The Mesoamerican ballgame -- with its image of a ball going through a ring – always brings basketball to my mind. Indeed there is likely a close relationship between the two games. Last week's Charlie's Digs focused on the introduction to Europe of the Mesoamerican idea of team sport and the concept of a team as a winner in a sporting event -- a significant break from previous European individualized sport -- in which only individuals competed and only individuals won.
Most archeological sites in Mesoamerica have at least one ball court with its characteristic capital "I" shaped playing field with a vertically placed ring high on each side of the court. Hundreds of years after the conquest and the introduction of the idea of team sports to the western world, the Mesoamerican ballgame again played a role in sports. This time it led to the development of basketball, today one of the world's most popular games.
Basketball was invented in 1891 by Canadian athletic coach, James Naismith. With a B.A. in Physical Education from McGill University, Naismith worked his way through seminary as a Physical Education instructor at his alma mater. In 1890 Naismith graduated with a degree in Theology from The Presbyterian College of Montreal but decided to combine theology with his love of sport. Instead of taking a pastoral position he relocated to Springfield, Massachusetts and a job at the Young Men’s Christian Association (YMCA) Training Center – now Springfield College.
In 1891 Naismith was asked by the director of the YMCA program, Dr. Luther Gulick, to "create an indoor game that would provide an 'athletic distraction' that didn’t take up much space, and could help track athletes keep in shape.” Gulick explicitly emphasized, “It should be fair for all players and not too rough." Naismith seized on the opportunity to concurrently design a game his American football team could play during the long winter months. He believed maintaining physical conditioning would give his team an advantage over opponents when football season rolled around.
In the 1941 posthumously published book, Basketball Its Origin and Development, Naismith recalls pondering over how to adapt popular games of the time to a small indoor space. He notes, "The normal individual is strongly influenced by tradition. If he is interested in a game, any attempt to modify that game sets up an antagonism in his mind. I realized that any attempt to change the known games would necessarily result in failure. It was evident that a new principle was necessary; but how to evolve this principle was beyond my ken."
Naismith sought ideas from other cultures and from a sport with which his students had neither contact nor bias. Naismith and his wife subscribed to a Christian missionary magazine which had featured the Mesoamerican ballgame.
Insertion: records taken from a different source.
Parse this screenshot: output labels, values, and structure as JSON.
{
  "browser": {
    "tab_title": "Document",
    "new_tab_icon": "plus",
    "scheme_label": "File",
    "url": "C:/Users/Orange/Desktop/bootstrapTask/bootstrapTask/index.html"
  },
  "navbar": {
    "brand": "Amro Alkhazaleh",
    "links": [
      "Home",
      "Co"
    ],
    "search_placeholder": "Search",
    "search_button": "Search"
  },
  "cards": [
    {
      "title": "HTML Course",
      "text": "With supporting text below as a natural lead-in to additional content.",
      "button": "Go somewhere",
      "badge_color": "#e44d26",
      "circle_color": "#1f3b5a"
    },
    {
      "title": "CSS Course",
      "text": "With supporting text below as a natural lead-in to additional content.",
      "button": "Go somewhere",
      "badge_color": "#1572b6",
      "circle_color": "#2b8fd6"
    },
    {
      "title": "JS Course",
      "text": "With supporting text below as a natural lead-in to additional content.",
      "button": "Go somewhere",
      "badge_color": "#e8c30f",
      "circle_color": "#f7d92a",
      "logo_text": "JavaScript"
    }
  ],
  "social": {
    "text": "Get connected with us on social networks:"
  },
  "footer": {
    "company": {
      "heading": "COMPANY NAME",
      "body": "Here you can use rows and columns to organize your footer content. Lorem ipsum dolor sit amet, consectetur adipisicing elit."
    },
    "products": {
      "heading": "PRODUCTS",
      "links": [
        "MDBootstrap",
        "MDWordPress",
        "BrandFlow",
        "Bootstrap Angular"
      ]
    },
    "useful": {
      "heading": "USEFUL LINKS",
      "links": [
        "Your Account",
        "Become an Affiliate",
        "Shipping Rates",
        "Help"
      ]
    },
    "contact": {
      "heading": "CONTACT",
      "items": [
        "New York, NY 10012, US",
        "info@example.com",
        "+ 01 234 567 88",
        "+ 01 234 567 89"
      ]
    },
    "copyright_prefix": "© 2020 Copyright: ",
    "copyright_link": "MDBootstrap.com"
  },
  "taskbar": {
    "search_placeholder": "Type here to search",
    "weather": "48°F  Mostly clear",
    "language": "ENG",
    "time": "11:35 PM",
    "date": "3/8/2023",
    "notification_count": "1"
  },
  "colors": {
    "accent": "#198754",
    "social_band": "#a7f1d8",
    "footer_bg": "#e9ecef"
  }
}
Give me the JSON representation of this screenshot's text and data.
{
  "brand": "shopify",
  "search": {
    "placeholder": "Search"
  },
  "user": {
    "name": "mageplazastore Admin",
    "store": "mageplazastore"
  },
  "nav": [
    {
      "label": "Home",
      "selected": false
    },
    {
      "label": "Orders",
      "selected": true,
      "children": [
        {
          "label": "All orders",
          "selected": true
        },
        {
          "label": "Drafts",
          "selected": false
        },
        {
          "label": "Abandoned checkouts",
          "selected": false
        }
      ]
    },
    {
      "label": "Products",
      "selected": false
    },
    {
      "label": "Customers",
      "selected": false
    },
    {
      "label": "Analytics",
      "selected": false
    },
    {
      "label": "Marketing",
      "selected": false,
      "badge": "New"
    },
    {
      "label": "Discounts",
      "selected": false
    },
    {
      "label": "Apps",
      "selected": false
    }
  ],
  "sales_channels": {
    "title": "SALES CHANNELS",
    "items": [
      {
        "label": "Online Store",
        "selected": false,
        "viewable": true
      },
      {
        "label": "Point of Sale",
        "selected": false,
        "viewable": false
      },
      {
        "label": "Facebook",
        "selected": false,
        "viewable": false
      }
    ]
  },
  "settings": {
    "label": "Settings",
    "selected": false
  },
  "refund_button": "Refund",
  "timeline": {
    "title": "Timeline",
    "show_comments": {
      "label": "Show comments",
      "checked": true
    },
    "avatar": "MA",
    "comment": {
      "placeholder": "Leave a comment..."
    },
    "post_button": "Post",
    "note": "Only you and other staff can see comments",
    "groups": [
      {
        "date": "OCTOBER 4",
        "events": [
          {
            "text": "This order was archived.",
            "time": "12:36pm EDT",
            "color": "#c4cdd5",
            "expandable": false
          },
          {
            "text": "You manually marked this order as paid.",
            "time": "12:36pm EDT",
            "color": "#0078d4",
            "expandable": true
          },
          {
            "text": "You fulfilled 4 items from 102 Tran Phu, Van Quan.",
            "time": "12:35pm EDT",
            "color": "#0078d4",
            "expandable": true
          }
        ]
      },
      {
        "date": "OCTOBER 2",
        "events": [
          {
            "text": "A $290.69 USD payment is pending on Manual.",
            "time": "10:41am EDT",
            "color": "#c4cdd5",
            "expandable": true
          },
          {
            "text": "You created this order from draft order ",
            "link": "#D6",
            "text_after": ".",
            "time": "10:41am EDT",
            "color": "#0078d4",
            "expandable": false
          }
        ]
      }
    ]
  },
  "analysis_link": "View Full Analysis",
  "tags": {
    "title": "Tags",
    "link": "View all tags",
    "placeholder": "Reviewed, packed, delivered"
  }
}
The connection between an1891 issue of a missionary magazine and Naismith’s creation of basketball that same year wasn't made until after his death. It is more than an interesting coincidence -- perhaps possible only because of his background in ministry and sport. Indeed, the life-long melding of athletics and theology shaped Naismith’s career and legacy. The YMCA, through its international programs, and the U.S. Army's adoption of the game for stress relief are credited with the rapid spread of basketball worldwide.
In 1895, Naismith enrolled for a medical degree at the University of Colorado Medical School in Denver. While pursuing medical studies, he worked as physical education director at YMCA, Denver.
In 1898, the new “Dr.” James Naismith joined Kansas University as its basketball coach, physical education instructor, and chapel director. He retired from the University forty years later by which time basketball was an established sport throughout the world.
Dr. Naismith had the rare honor of both creating a new sport and forty-five years later being present at the 1936 Berlin Olympic Games in which basketball was recognized as an official Olympic sport for the first time. Naismith tossed the ball at the first game, and presented the medals to the winning teams. Fittingly the first medal presented, the bronze, went to Mexico, homeland of the game that was "beyond his ken". The U.S. and Canadian teams received the gold and silver medals.
Today basketball is one of the world’s most played, and popular, games. In the 2012 Olympics 25 professional NBA (National Basketball Association of the USA) players will play on the teams of birth countries from six continents. Basketball courts are ubiquitous throughout the world. I rarely pass through a pueblo in Mexico without one . . . as it should be in the country of its true origin.